Improve Your Down Dog in Yoga
Down dog (adho mukha svanasana) is one of those transition poses that you will see several times in a vinyasa style yoga class. It’s a challenging pose for beginners until strength is built which takes time. Until it becomes relatively easy, most people come across the following issues: 1) sore wrists, 2) tired shoulders, and 3) tight hamstrings. I’ve outlined some basic solutions below.
“My Wrists Hurt in Down Dog”
Problem #1: Sore Wrists
If you find that your wrists get tired or start to hurt during class, chances are you are not distributing the weight throughout your whole hand.
1. Spread fingers w-i-d-e
2. Press through the knuckles of your fingers and the base of the finger joints.
3. Point the index fingers straight ahead, or align your hands so that the inner elbows have a slight upward rotation. (This isn’t 100% true for everyone, depending on the shape of your joints and bones…but is true for a large percentage.)
“My Shoulders Get Tired in Down Dog”
Problem #2: Tired Shoulders
If your shoulders are getting tired, you may be off in your alignment and not engaging the area below the navel.
1. First check the alignment of your hands and see if you can bring more space into the shoulders and neck by pointing the index fingers straight ahead which rotates the inner arms/elbows upward.
2. Aim for a straight line from your wrists to your hips. If this means bending the knees because of tight hamstrings or calves, that’s perfectly okay. It will take some pressure off of the shoulder girdle as a whole.
* When the arms are bearing weight, the shoulder joint will experience more freedom and actually getting that straight line form the wrists to the hips is more achievable in down dog as opposed to raising the arms over head without bearing weight.
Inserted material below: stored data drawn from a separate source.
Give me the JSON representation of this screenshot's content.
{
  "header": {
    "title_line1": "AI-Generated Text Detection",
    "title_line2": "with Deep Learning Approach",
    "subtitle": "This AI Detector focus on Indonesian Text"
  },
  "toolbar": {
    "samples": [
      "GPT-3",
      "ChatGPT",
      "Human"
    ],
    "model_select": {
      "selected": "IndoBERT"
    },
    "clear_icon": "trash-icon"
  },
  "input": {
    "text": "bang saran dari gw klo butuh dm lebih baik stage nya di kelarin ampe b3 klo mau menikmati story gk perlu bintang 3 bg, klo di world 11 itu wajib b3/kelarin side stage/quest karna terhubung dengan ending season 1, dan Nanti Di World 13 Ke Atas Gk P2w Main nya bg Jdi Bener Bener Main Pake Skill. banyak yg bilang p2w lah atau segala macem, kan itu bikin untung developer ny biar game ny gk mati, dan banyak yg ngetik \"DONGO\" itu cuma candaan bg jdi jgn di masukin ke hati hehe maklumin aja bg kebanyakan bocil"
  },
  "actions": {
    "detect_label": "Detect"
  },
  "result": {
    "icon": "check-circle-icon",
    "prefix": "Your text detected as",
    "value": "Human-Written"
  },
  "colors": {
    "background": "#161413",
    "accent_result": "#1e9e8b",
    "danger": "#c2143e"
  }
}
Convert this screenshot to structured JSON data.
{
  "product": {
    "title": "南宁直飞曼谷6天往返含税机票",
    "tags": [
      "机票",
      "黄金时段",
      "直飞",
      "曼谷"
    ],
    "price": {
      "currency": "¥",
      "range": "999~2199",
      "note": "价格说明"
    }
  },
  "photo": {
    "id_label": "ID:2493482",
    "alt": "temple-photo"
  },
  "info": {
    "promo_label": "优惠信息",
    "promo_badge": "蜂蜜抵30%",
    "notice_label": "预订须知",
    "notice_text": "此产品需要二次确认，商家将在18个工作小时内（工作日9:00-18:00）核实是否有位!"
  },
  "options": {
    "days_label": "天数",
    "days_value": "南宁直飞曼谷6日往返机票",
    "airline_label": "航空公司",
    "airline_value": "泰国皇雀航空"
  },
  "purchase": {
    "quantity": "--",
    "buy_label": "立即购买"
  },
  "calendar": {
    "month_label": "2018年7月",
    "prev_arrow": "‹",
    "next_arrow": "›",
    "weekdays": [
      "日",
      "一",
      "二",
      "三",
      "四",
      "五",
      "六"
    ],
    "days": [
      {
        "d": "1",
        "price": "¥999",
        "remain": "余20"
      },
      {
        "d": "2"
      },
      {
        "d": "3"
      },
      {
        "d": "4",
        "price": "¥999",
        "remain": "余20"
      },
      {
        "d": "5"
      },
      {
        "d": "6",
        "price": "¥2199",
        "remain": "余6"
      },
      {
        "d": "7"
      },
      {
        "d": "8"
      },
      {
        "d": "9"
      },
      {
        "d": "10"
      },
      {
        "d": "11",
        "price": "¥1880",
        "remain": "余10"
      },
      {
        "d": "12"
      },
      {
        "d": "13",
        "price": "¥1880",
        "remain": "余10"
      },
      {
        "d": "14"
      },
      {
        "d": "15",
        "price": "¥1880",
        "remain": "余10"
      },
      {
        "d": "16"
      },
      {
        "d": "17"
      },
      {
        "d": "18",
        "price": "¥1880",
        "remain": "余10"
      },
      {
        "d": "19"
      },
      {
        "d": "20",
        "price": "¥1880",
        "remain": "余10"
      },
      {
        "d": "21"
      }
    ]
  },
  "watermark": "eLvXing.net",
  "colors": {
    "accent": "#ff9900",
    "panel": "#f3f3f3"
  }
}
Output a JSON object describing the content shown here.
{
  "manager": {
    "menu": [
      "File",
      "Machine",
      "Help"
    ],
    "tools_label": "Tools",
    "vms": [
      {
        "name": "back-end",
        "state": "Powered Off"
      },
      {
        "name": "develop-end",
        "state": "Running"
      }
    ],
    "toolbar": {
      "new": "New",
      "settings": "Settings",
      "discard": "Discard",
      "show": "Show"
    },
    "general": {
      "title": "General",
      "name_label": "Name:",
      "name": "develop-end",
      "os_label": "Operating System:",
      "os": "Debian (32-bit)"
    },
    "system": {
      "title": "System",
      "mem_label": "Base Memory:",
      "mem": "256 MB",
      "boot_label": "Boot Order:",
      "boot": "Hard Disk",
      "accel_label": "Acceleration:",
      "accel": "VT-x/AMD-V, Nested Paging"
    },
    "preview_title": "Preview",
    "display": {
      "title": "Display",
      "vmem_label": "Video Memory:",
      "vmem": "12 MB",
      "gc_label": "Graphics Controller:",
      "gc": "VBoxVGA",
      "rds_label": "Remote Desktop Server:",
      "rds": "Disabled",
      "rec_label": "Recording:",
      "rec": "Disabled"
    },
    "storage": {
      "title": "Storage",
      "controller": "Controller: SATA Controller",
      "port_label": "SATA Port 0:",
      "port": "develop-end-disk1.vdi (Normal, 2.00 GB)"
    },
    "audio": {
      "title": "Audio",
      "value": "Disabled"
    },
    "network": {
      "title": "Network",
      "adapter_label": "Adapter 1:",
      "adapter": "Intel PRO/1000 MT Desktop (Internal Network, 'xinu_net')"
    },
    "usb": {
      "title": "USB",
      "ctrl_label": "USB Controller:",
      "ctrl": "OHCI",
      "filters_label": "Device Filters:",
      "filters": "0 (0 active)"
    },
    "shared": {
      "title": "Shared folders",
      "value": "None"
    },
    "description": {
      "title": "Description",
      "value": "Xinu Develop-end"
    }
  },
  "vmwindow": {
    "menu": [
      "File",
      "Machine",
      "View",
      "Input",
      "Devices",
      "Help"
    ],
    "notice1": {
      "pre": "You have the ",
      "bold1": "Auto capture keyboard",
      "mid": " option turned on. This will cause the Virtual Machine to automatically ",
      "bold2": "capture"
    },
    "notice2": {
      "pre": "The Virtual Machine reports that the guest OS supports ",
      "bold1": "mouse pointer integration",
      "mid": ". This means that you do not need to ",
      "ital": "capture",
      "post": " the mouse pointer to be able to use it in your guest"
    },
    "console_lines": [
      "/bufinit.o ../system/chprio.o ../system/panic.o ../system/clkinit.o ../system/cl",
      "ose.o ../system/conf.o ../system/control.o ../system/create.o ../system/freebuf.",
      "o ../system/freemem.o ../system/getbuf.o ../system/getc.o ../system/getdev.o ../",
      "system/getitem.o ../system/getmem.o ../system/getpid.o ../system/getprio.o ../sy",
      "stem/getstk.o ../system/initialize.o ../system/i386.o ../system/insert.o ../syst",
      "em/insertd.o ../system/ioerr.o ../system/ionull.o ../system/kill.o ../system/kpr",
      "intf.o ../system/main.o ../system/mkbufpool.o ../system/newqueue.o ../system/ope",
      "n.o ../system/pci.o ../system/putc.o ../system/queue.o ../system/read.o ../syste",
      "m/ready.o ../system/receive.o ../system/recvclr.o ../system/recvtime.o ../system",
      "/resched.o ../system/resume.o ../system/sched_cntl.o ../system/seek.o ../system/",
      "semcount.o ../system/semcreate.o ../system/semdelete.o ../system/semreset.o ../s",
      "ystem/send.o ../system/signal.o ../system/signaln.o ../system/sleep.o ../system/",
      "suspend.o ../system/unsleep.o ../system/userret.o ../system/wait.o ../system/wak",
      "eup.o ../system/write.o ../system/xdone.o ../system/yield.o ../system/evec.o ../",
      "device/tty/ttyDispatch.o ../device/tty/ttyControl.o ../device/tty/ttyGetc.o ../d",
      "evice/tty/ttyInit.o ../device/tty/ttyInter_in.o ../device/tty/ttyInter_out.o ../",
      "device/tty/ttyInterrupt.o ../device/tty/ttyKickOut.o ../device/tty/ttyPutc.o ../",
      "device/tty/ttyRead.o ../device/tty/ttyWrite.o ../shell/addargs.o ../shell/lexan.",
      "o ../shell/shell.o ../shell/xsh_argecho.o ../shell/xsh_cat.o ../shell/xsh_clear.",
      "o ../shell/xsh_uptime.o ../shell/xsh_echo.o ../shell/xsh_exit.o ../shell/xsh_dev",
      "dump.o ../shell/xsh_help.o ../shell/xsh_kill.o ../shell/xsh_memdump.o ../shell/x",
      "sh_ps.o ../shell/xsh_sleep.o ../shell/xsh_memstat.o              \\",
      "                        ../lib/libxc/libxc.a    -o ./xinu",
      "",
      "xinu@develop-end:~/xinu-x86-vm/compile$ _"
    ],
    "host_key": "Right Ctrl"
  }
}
3. Engage the lower belly by drawing the area below your navel back toward the spine. On each exhale, contract this area and lift the pelvis up and back. You will feel lighter in the pose as the focus is taken off of the upper body and the strength gets distributed toward the center of the body. It’s just physics.
“My Hamstrings Are Too Tight for Down Dog”
Problem #3: Tight Hamstrings and Calves
If you feel like it’s your legs that are holding you back due to highness in the hips, hamstrings, or calves, give yourself the gift of time and practice patience.
1. Do most of your forward bending and down dogs throughout the practice with slightly bent knees. Allow the nervous system some time (weeks or months) to adjust to your yoga practice by keeping the knees slightly bent. Once the nerves begin to adjust to the movements, proprioception of the poses changes over time. Your mind has to be able to easily know the feeling of the shape of the pose without discomfort for there to be real comfort in holding the pose. Re-read that last sentence.
2. Use your exhale to imagine a release in the back of the legs.
3. Gently reach for the mat through your heels.
4. Do not overstretch the hamstrings throughout your practice, as it will lead back to tightness and sore muscles the next day. Overstretching is a “1-step forward, 2-steps back” kind of thing.